You didn’t think you would make it, did you? You weren’t planning to see in the new year, begin a new year at university, and you most certainly didn’t expect to get a tattoo on your wrist symbolising the strength you hold within yourself.
It was around the beginning of December you were severely depressed, you were just tired. Tired of waking up every day, and having the wave of anxiety wash all over you before you could take your first breath of the day. Tired of going to weekly psychology appointments and opening up to a complete stranger, and reliving unpleasant situations to figure out why you are the way you are.
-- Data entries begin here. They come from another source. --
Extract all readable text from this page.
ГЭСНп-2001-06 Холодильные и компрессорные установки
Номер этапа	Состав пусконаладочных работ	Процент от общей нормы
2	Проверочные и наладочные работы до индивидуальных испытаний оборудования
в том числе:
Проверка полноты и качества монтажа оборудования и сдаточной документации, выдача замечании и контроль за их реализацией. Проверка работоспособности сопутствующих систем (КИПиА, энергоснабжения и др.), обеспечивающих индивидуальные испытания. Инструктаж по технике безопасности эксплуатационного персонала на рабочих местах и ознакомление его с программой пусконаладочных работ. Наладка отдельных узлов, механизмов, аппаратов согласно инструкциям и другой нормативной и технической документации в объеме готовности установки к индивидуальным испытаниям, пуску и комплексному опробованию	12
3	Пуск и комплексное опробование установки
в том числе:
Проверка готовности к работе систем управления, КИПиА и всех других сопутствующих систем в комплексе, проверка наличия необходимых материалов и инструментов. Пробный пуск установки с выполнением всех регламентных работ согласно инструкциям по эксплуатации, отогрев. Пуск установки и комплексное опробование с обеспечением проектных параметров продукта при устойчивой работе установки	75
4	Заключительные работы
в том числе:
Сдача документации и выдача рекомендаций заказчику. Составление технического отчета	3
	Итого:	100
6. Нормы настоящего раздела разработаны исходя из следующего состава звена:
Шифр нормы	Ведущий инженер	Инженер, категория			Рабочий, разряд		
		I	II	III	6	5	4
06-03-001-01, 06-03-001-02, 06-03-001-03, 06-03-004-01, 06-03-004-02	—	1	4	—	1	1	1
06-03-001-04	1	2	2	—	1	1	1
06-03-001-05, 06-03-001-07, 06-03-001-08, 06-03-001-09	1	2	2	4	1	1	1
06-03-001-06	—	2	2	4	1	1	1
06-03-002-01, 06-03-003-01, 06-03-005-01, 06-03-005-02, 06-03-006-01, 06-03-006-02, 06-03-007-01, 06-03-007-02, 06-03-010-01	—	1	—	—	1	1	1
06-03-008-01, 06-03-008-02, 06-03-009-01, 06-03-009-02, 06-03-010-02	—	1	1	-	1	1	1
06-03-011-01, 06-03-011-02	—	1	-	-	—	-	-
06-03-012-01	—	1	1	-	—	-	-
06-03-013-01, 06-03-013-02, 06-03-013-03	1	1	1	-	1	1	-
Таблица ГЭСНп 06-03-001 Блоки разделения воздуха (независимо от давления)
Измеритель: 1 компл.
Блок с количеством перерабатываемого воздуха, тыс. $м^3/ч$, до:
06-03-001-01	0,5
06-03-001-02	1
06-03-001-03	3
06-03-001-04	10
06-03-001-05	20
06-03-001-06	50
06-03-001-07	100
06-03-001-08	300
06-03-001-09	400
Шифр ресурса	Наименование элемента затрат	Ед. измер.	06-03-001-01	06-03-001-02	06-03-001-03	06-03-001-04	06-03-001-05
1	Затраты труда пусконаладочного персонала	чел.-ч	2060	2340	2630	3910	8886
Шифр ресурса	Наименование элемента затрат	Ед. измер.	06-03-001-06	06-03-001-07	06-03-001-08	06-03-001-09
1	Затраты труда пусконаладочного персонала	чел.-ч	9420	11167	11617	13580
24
Tired of sitting in the doctor’s office listening to her repeat that you’re loved, you’re supported by my family and that one day you will be okay again.
You followed all the advice your psychologist would give to you, however, there were no signs of improvement. You felt trapped by the mental illness, as only three people knew of your current situation, your mother, doctor, and psychologist. You would lie to family and friends on why couldn’t catch up with them, you used the ‘I’m sick’ excuse often, the ‘I’ve got a family thing on’ a few times, and if all else failed you would say that your mum wouldn’t let you go.
Each day you would feel as though you were slipping deeper and deeper into a dark hole, and as you kept going the exit hole was getting smaller and harder to reach. And for a few weeks you would cry for hours on end, asking why this is happening to you, why are you still here, and how can you make it end. There were numerous nights where you felt so out of control, that the only way to keep yourself safe was to close your bedroom door and fall asleep. You couldn’t trust yourself.
There is one thing you remember distinctly about those traumatic weeks, and it’s the reason why you are writing this very letter. You told yourself that If you made it out of that state, the reason is you need to help others because you didn’t want anyone else to feel similar ways as you did, not even your worst enemy.
So here you are, it’s the middle of April. You brought in the new year in style, attending university yet not doing any of the weekly readings, but you are successfully kicking anxiety and depression’s non-existent ass. You know that you’re still going to have good and bad days, you know that anxiety comes and goes, and most of all you learned that you can survive anything.
It’s been a tough few months for you. Lately, you have been resilient and strong during these demanding times, and myself, the December ’16 you is extremely proud of all the qualities you have built on and grew since. You’re slowly improving your mental and physical health, and you’re starting to see that for yourself. And now you are beginning to see the light of the hole you had found yourself in, and someday soon you will climb out of it for good.